El olor de la vida

0
72

Enrique Orchanski
Médico pediatra y neonatólogo, docente universitario, padre de dos hijas; autor de libros sobre familia, infancia y adolescencia.

Las manos, las lágrimas y esa fragancia que indica el camino seguro a una leche que calma todas las hambres. Para quien cumple cuatro meses, mamá es la respuesta a todas las fragilidades.
Cinco pasos suyos por cada paso de él, caminando entre gente alta y apurada.
El hijo presiente algo malo, y sucede: apenas soltó la mano, perdió conexión con el mundo.
Busca arriba, a los lados: papá se perdió, llora. El miedo, todos los miedos, aparecen ahora; entonces estira los brazos como queriendo medir su soledad.
A los tres años, todas las angustias son una: el abandono; y está ocurriendo. De pronto cree escuchar la voz (esa voz) entre la marea humana. Parece su padre, ¡que sea él! Sí, es su rostro.
Se abrazan, se recuperan y huyen de este lugar que huele a sudores, a aliento ácido y a humo de colectivos.
A esta edad, papá es la respuesta a todos los temores.

“Fragilidades, temores, dudas, desafíos, vacilaciones y ruegos acumulados”.

Terminó la adaptación. En el umbral de la sala de cinco, los papás la despiden: todo va a estar bien. La seño estira los brazos, y entonces ella piensa: “¿Hay que decidir?”.
Otros chicos y chicas –todavía no son amigos– también aprietan manos, picaportes o una reja.

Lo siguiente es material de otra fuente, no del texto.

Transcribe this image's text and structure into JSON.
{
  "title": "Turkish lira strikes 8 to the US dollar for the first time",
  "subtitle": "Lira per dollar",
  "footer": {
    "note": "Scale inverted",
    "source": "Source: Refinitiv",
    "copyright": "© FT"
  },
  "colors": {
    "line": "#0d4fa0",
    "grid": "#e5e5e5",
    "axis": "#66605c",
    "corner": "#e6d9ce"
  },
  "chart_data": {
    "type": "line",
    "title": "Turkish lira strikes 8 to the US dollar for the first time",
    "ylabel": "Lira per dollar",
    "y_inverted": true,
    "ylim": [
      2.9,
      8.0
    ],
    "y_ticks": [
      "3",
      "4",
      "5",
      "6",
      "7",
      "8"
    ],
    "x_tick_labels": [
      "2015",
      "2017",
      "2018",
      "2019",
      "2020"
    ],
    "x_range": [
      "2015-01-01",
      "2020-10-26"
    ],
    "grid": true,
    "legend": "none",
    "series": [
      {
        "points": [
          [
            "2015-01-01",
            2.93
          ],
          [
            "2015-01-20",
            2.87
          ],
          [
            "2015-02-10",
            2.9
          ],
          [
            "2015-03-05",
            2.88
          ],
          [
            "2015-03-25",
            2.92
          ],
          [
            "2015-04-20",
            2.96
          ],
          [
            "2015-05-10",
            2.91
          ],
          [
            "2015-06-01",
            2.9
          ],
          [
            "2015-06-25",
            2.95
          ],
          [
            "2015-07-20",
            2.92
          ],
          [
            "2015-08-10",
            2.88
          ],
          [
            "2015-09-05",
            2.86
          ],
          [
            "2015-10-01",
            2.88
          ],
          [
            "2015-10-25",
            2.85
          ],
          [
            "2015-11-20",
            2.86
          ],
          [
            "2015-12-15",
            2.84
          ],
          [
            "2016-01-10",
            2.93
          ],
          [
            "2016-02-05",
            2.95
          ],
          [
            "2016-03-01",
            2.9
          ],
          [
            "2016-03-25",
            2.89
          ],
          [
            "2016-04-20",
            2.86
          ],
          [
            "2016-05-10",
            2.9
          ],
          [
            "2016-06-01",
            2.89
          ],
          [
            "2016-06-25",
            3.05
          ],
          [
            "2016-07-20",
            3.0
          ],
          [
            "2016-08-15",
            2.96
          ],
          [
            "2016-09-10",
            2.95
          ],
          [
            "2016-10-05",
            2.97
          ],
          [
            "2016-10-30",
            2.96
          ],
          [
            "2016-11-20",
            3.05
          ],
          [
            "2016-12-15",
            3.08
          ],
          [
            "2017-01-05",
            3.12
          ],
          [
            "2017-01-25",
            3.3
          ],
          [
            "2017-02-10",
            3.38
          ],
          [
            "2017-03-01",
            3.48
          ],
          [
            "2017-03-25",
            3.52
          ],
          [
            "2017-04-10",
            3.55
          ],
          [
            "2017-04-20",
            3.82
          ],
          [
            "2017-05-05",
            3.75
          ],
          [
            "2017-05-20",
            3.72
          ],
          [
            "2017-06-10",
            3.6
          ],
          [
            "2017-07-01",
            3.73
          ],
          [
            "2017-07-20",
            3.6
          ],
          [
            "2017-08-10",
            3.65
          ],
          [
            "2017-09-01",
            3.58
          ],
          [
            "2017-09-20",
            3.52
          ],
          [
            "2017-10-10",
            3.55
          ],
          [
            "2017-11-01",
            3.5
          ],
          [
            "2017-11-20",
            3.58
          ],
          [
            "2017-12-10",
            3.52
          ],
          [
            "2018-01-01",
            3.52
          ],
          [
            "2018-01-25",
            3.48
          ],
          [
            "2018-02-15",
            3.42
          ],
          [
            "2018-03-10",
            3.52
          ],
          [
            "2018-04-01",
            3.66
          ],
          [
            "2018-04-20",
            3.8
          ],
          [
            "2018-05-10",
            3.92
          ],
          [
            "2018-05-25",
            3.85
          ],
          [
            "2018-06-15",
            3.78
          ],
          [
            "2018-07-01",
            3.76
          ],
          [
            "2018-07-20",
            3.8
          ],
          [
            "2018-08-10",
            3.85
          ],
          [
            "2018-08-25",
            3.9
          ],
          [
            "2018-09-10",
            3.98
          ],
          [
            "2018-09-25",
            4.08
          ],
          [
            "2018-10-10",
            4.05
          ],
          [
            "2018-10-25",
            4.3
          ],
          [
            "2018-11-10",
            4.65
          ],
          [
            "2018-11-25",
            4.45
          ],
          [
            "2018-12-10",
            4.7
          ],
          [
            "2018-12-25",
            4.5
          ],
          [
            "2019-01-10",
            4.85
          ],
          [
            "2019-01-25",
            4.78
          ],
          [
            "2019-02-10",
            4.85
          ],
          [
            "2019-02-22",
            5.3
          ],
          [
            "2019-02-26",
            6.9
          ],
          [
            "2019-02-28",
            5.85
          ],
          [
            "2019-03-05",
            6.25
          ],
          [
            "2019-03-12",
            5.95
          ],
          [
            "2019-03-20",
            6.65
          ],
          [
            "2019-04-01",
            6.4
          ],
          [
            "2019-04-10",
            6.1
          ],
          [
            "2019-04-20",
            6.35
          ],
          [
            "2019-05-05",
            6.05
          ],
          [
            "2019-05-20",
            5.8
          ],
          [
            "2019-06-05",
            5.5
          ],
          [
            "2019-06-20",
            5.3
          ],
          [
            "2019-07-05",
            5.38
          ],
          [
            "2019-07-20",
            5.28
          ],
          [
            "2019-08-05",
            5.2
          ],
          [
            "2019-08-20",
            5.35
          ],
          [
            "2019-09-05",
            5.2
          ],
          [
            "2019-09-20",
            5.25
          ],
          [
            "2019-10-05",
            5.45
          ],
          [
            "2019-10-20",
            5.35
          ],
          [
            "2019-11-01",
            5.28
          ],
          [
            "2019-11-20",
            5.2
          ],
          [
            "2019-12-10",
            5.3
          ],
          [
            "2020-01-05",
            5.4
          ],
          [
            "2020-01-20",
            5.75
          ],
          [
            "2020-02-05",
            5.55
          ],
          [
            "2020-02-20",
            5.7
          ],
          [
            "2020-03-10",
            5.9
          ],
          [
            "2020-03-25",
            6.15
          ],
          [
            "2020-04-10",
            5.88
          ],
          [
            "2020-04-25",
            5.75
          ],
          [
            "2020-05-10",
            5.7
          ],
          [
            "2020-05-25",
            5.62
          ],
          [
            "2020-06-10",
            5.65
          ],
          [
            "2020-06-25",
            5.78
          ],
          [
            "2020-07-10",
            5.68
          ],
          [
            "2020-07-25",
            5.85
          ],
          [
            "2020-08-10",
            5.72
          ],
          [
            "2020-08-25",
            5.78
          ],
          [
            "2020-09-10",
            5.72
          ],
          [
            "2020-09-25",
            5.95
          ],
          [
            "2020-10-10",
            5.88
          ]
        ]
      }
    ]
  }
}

Olores a delantal recién planchado, a masa de sal, a témperas y a cartulinas: eso respirarán este año.
La voz de la seño es la respuesta a sus dudas. Entra.

Final de fútbol en el cole; se juegan los últimos tensos minutos. Un equipo resiste; el otro, mejor y más fuerte, pierde. Los cuerpos destilan olores íntimos, agrios, heroicos. Las arengas crispan el final, eterno para quienes van ganando.
El árbitro termina el partido; entonces surge un mágico silencio lleno de abrazos.
Los amigos –que hoy son para siempre– son la respuesta a todos los desafíos.

En un rincón, ella sonríe; entre amigas, simula ignorarlo. Tiene la sonrisa más hermosa de este mundo. Él domina su timidez y cruza entre la música estridente. El aire del boliche es denso y dulzón, mezcla de vapores de alcohol, calor y hormonas.
Luces potentes, pulgares arriba, guiños; y la multitud saltando, imparable.
Él espera el momento para acercarse al rostro perfecto. Entonces las amigas susurran suertes y se apartan.
El verde de sus femeninos ojos adolescentes es la respuesta a todas las masculinas vacilaciones.

“Una fuerza más y nace”, reclama el médico con voz de médico. Una más, como si no bastaran las anteriores. Mi mujer jadea, transpira, putea y puja. Ahora sí, el bebé llega a nuestros brazos. Líquido que cae, sangre, lágrimas y desinfectante: una mezcla que huele como ninguna otra.
Queremos verla, abrigarla, reconocerla. Saber cómo se hace para amarla. Y estos olores penetrantes insisten en inundar nuestras narices de padres novatos. Mi mujer tiembla, ¿o soy yo?
El llanto del bebé es una primera respuesta a nuestros ruegos.

A nuestra edad, los olvidos importan. No queremos olvidar nombres, llaves ni anteojos; sí nos importa que nos olviden.
Anhelantes, disfrutantes, somos abuelos por los nietos y somos abuelos por la edad.
Y cuando la memoria vacila y el paso se hace lento, a mano quedan los olores de vida; que no son sino fragilidades, temores, dudas, desafíos, vacilaciones y ruegos acumulados.
Al final no importaban las respuestas; sí, las preguntas.